Atalarımız dışında onlardan bugüne gelen ailemizin yaşam süreçleri anlatılırken yaşanılan dönemlerin ortamı ve yöre tarihlerine de yer verilmiş aile fertlerimiz ve yakınlarımızın yaşamları sırasında karşı karşıya kaldıkları olaylar ile yakın ve uzak bağıntıları sergilenmiştir. Ayrıca atalarımızın çeşitli kuşaklarının yaşam süreleri içinde yaşadıkları ülke ve bölgelerin özellikleri yanında bu devirlerde hüküm süren padişah ve ileri gelen devlet görevlileri ile münasebetleri ve karşılaştıkları güçlükler yer yer ayrıntılara girilerek sergilenmiştir. Zira tarihin iyi değerlendirilebilmesi için sebep-sonuç ilişkilerinin yeterince anlaşılabilmesi gerekir. Bunun dışında eserin sadece bir yaşam öyküsü değil ayrıca kuşakların yaşadığı dönemler ve bölgesel tarihçeleri de kısaca işlenmiş ve eserin okuyucu için ek bir kültür hizmeti oluşturmasına çalışılmıştır. Böylece toplumumuzun tarih bilinci ve kültürüne ufak da olsa bir katkı amaçlanmıştır.
Şeceremiz içeriğinde atalarımızın büyük kısmının bendeniz de içinde olmak üzere mücadeleli bir yaşam sürdükleri dikkati çekmektedir. Temelde hayat bir mücadeledir. Mücadelesiz hayat yoktur. Dünyamızda herkesin yaşamı bir resimli kitaptır. Özyaşam eğer kayda geçmez ise kaybolur gitmektedir. Yazılmayıp sadece anlatılan bazı hatıralar yakınları tarafından giderek mahiyeti değiştirilmiş bir masal haline gelerek yararını kaybedecektir. Gelişmiş ülkelerde bu tür eserler daha fazla çıkıyor ve böylece o ülkelerin tarihsel kültürü zenginleşiyor. Toplumumuzun kaydetme alışkanlıkları kazanmaları tarih zenginliğimizin artışı yönünden de büyük önem taşımaktadır.

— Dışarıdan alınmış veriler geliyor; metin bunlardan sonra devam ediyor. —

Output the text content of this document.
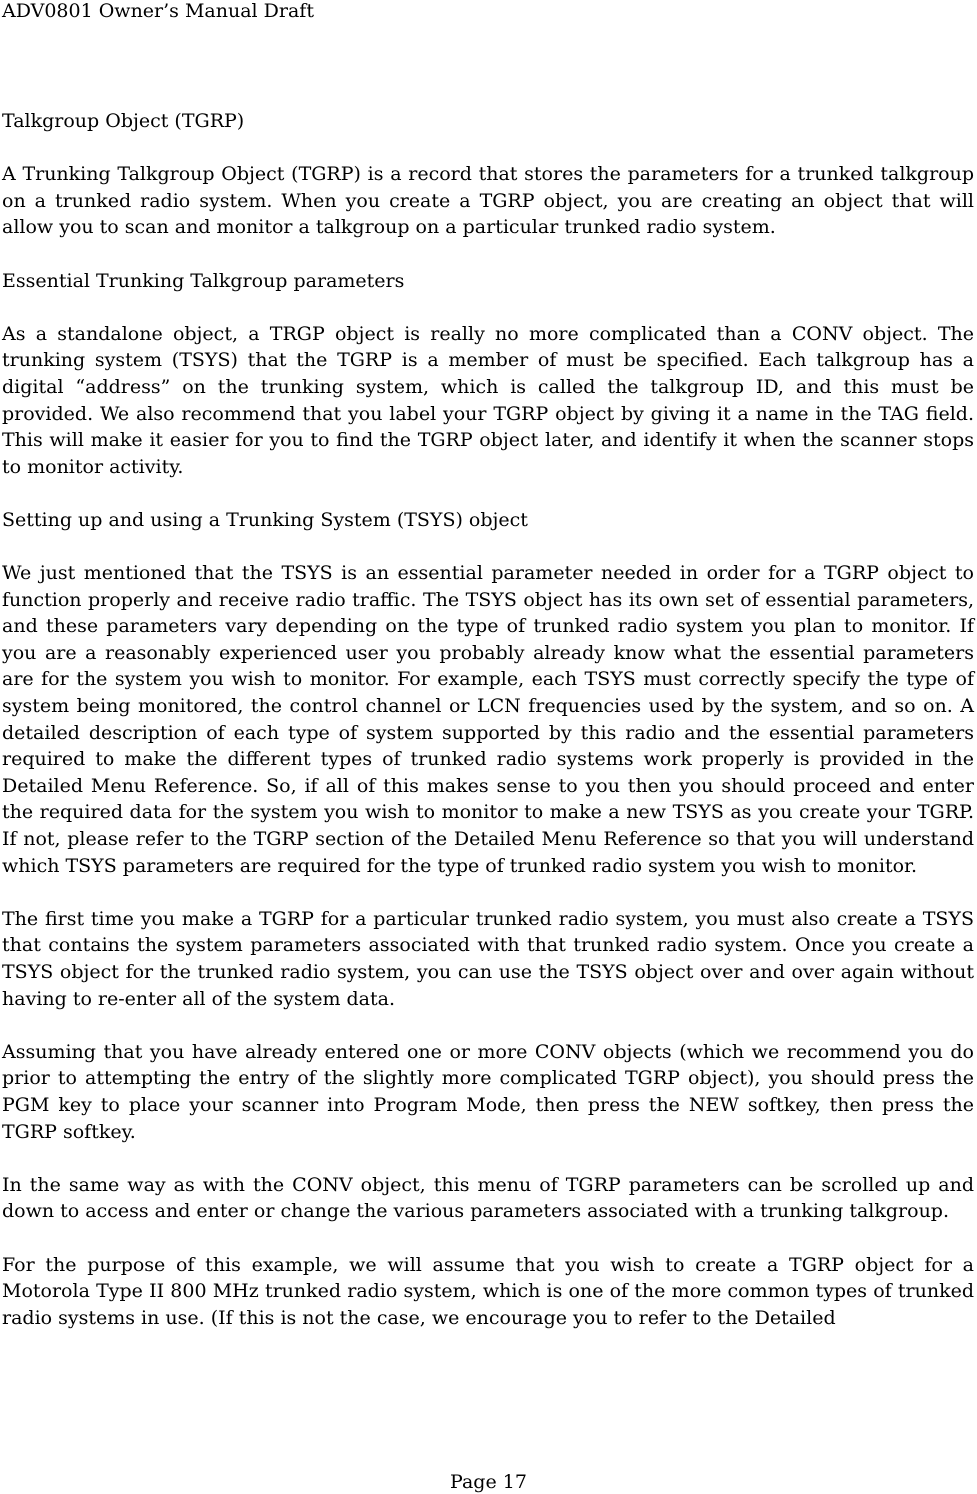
ADV0801 Owner’s Manual Draft

Talkgroup Object (TGRP)

A Trunking Talkgroup Object (TGRP) is a record that stores the parameters for a trunked talkgroup on a trunked radio system. When you create a TGRP object, you are creating an object that will allow you to scan and monitor a talkgroup on a particular trunked radio system.

Essential Trunking Talkgroup parameters

As a standalone object, a TRGP object is really no more complicated than a CONV object. The trunking system (TSYS) that the TGRP is a member of must be specified. Each talkgroup has a digital “address” on the trunking system, which is called the talkgroup ID, and this must be provided. We also recommend that you label your TGRP object by giving it a name in the TAG field. This will make it easier for you to find the TGRP object later, and identify it when the scanner stops to monitor activity.

Setting up and using a Trunking System (TSYS) object

We just mentioned that the TSYS is an essential parameter needed in order for a TGRP object to function properly and receive radio traffic. The TSYS object has its own set of essential parameters, and these parameters vary depending on the type of trunked radio system you plan to monitor. If you are a reasonably experienced user you probably already know what the essential parameters are for the system you wish to monitor. For example, each TSYS must correctly specify the type of system being monitored, the control channel or LCN frequencies used by the system, and so on. A detailed description of each type of system supported by this radio and the essential parameters required to make the different types of trunked radio systems work properly is provided in the Detailed Menu Reference. So, if all of this makes sense to you then you should proceed and enter the required data for the system you wish to monitor to make a new TSYS as you create your TGRP. If not, please refer to the TGRP section of the Detailed Menu Reference so that you will understand which TSYS parameters are required for the type of trunked radio system you wish to monitor.

The first time you make a TGRP for a particular trunked radio system, you must also create a TSYS that contains the system parameters associated with that trunked radio system. Once you create a TSYS object for the trunked radio system, you can use the TSYS object over and over again without having to re-enter all of the system data.

Assuming that you have already entered one or more CONV objects (which we recommend you do prior to attempting the entry of the slightly more complicated TGRP object), you should press the PGM key to place your scanner into Program Mode, then press the NEW softkey, then press the TGRP softkey.

In the same way as with the CONV object, this menu of TGRP parameters can be scrolled up and down to access and enter or change the various parameters associated with a trunking talkgroup.

For the purpose of this example, we will assume that you wish to create a TGRP object for a Motorola Type II 800 MHz trunked radio system, which is one of the more common types of trunked radio systems in use. (If this is not the case, we encourage you to refer to the Detailed

Page 17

Ülkemizde özyaşam ve hatırat türünde eserler ne yazık ki çok yetersiz ve az sayıda oluşturulmaktadır. Bu nedenle ailemizin bulabildiğim yazılı kayıtlar dışında sözlü anlatı ve malûmatlarını da derleyerek bu eserin temelini oluşturdum. Özellikle büyükdedem Hasan Mazhar Paşa ve onun torunu değerli tarihçi dayım Adil Tol'un bizlere bıraktığı 300 yılı aşkın şecere olmasa idi bu kitap oluşturulamayabilirdi. Kritik dönemlerde yaşam süren atalarımızın eski fertlerinin öz yaşamları ile yaşadıkları ortamlarını çeşitli kaynaklardan ve detaylı olarak elden geldiğince araştırıp bularak kitabımızın içeriğine koymaya gayret ettim. Uygar ortama girdiğimizi iddia edenlerin de bu türde eserler yazması dileklerimle!